After the interview, the Judicial Service Commission recommended Poyo-Dlwati for appointment to the position. Two months later, President Cyril Ramaphosa confirmed her appointment with effect from 16 January 2023. She was the first woman to serve as Judge President in KwaZulu-Natal and, at the time of her appointment, she was the only woman judge president in the country, making her the second-most senior woman in judicial leadership, behind Deputy Chief Justice Mandisa Maya.

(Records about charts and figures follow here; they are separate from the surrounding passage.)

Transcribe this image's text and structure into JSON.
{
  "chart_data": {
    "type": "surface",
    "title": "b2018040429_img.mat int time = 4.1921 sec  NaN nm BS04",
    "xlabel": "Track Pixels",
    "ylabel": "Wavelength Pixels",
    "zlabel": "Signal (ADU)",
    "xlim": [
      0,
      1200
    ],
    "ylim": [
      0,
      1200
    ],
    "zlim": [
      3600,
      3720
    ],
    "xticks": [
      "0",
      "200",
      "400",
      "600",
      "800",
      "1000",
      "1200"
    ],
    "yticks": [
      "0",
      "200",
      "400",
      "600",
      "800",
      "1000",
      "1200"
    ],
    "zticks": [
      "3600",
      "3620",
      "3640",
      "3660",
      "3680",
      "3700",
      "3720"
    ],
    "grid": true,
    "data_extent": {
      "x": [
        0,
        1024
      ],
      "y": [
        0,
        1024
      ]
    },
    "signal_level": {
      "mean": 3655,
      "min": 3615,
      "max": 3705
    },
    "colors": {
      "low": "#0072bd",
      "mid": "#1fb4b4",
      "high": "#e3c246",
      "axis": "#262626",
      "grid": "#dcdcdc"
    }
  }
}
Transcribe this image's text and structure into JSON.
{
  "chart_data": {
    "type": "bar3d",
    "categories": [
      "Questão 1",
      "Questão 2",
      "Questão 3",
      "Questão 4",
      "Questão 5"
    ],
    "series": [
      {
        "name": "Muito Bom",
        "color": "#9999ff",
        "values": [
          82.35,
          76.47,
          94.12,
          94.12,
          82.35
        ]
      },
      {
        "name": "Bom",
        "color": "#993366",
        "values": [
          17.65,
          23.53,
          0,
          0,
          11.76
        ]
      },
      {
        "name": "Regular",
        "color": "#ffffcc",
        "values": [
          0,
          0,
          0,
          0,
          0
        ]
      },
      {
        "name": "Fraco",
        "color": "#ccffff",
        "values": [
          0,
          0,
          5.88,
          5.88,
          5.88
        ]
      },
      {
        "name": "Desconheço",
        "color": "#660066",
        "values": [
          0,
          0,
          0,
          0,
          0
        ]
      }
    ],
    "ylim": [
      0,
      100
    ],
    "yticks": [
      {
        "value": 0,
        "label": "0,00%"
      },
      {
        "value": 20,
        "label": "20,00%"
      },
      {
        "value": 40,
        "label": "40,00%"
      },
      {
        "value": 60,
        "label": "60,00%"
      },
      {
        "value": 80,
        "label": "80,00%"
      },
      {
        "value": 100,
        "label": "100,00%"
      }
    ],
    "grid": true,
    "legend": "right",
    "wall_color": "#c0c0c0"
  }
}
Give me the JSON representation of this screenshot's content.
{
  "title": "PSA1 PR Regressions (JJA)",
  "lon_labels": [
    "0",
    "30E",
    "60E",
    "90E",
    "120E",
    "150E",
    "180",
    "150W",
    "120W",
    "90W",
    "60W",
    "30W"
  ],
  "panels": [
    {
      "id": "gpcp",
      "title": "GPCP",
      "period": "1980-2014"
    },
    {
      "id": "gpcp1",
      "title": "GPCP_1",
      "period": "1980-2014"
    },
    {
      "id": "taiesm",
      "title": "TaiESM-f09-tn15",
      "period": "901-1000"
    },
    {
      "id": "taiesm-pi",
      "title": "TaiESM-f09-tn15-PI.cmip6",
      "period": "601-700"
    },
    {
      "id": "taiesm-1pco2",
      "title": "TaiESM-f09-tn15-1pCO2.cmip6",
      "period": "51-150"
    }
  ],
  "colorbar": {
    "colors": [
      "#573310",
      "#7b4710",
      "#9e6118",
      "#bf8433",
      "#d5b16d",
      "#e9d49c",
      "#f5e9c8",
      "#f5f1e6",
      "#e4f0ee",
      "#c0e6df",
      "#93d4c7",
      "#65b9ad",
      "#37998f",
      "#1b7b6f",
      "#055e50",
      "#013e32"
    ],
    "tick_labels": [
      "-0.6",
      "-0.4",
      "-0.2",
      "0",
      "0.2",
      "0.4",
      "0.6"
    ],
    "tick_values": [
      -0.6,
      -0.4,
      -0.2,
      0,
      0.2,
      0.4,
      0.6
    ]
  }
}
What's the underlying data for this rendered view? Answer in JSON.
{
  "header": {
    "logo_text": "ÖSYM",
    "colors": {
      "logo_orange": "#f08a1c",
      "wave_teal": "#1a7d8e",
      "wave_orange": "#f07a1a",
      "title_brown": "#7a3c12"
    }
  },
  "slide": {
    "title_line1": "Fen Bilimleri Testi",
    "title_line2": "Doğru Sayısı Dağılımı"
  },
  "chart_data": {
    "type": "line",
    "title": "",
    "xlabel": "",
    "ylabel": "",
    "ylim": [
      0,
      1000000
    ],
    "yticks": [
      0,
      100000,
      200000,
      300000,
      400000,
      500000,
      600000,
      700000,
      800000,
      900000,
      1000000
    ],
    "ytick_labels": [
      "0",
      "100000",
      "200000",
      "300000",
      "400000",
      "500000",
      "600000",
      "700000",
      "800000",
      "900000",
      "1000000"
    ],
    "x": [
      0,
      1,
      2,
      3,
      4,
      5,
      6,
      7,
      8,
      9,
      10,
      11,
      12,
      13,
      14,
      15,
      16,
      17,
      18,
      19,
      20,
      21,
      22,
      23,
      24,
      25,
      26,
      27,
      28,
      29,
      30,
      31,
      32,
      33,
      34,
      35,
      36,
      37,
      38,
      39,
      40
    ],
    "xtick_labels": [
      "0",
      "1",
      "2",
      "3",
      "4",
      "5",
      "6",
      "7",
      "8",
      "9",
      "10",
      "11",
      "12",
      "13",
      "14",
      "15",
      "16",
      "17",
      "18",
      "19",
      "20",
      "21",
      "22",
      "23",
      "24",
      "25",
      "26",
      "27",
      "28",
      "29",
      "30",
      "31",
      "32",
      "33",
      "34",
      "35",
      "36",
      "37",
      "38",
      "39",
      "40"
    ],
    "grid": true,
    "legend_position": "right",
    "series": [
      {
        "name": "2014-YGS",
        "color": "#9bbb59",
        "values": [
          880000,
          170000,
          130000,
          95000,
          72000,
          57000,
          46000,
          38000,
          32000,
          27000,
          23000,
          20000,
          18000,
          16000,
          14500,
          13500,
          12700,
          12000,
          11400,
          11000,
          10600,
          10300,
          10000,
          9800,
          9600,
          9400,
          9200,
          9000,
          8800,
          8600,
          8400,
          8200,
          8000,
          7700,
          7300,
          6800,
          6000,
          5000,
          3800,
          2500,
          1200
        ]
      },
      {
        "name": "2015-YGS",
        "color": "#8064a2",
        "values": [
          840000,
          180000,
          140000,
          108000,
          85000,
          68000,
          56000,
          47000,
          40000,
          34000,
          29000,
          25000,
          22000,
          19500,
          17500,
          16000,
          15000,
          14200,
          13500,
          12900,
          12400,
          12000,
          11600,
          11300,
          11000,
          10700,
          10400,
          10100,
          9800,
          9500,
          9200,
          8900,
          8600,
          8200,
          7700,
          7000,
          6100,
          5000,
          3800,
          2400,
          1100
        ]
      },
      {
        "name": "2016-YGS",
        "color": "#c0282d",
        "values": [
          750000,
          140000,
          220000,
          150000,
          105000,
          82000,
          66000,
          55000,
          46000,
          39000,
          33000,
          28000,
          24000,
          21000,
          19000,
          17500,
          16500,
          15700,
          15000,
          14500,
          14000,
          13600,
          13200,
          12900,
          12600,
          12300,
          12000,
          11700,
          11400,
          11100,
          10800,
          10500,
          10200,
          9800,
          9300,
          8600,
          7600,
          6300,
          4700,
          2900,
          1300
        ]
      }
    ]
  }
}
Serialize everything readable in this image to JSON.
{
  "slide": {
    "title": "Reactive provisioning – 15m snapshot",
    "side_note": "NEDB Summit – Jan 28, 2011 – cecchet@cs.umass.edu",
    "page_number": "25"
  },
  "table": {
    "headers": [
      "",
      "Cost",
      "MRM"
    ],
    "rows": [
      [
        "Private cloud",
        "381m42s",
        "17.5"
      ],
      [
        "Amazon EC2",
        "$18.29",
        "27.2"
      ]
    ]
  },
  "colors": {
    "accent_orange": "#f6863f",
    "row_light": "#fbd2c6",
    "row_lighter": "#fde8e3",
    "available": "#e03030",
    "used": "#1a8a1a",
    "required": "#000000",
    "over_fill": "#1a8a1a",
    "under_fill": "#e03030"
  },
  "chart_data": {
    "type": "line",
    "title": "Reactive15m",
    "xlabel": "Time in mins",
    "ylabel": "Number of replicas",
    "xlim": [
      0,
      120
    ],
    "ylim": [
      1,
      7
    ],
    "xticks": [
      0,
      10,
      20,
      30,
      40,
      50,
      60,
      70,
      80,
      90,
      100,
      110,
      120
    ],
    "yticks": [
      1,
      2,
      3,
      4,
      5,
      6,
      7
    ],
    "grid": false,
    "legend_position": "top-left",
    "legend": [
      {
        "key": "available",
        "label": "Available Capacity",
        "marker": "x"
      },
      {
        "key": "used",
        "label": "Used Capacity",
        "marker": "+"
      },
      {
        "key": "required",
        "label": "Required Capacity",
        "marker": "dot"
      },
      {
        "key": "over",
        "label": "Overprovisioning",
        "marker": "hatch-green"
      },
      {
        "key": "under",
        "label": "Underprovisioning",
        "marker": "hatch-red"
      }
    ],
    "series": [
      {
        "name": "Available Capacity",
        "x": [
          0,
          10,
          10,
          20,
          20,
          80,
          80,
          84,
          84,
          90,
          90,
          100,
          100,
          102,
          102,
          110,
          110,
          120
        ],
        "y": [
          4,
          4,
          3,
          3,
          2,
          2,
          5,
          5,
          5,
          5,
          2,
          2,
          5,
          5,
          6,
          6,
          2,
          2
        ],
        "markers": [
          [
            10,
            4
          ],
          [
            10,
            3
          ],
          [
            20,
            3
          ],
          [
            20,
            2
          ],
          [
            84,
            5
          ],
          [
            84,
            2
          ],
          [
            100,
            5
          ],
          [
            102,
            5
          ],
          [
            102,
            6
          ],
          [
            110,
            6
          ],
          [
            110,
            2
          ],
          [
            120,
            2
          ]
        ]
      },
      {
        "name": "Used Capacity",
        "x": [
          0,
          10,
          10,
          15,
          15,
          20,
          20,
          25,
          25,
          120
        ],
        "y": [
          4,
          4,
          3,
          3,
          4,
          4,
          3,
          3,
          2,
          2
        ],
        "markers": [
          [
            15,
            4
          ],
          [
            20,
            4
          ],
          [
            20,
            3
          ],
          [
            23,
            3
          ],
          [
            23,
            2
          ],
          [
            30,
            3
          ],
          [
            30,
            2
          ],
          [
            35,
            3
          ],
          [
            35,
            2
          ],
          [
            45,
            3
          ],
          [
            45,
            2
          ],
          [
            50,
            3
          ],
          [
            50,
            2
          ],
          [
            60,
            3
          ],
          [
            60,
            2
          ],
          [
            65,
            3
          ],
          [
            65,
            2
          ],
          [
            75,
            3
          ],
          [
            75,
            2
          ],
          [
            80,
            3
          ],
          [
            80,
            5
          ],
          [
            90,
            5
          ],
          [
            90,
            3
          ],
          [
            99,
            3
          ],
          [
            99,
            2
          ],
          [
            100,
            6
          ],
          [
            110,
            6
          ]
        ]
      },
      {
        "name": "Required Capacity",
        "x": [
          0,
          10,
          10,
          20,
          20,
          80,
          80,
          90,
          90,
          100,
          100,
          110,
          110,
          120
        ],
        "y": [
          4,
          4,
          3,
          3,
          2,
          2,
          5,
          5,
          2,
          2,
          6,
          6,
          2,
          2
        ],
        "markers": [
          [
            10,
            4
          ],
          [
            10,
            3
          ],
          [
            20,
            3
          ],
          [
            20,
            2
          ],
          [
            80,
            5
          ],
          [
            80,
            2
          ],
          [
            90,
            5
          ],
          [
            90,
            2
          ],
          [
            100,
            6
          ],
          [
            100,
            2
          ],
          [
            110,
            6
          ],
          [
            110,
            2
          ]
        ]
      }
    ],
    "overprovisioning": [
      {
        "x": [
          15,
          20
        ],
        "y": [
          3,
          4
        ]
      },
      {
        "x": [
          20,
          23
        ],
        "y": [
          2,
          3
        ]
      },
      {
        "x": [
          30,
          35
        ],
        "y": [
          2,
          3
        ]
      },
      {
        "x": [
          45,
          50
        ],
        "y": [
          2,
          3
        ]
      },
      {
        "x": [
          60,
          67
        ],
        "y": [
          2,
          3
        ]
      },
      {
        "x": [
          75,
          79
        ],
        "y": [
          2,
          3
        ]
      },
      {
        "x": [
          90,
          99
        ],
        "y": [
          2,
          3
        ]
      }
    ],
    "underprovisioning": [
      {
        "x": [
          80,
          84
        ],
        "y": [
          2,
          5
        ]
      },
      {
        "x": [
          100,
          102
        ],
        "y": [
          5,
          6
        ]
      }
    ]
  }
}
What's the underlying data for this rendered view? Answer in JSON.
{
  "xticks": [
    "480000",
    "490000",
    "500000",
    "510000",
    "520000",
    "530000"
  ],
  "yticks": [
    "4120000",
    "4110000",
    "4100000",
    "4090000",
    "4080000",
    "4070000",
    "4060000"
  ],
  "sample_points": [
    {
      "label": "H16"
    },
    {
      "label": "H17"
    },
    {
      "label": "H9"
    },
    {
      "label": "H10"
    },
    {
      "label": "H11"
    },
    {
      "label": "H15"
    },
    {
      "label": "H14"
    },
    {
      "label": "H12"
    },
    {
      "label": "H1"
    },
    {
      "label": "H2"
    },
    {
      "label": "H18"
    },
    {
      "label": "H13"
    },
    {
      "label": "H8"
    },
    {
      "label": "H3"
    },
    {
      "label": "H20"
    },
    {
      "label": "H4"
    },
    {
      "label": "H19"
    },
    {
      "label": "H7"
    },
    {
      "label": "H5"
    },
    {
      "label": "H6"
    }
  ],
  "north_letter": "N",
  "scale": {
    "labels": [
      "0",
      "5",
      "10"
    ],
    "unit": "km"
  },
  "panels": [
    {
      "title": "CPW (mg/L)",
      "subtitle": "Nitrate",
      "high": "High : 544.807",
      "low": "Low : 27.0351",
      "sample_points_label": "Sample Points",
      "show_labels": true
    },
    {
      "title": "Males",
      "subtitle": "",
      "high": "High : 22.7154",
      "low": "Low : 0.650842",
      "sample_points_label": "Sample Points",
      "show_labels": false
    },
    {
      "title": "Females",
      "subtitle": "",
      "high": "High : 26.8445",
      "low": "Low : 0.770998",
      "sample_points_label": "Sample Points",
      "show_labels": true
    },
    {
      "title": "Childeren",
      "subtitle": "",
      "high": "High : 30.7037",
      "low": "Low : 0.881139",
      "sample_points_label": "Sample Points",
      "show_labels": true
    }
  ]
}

== International Association of Women Judges ==
Poyo-Dlwati joined the South African chapter of the International Association of Women Judges in 2018, and in 2021 she was elected as deputy president of the chapter, under Deputy Chief Justice Maya. In August 2023, she was elected to succeed Maya as president, with Mpumalanga Judge President Segopotje Mphahlele as her deputy.

== Personal life ==
She is married to Mahlubonke Dlwati, a medical doctor, and has two children. She is a member of the Maritzburg Christian Church in Pietermaritzburg and she has been a trustee of the Victoria and Griffiths Mxenge Memorial Trust since 2009.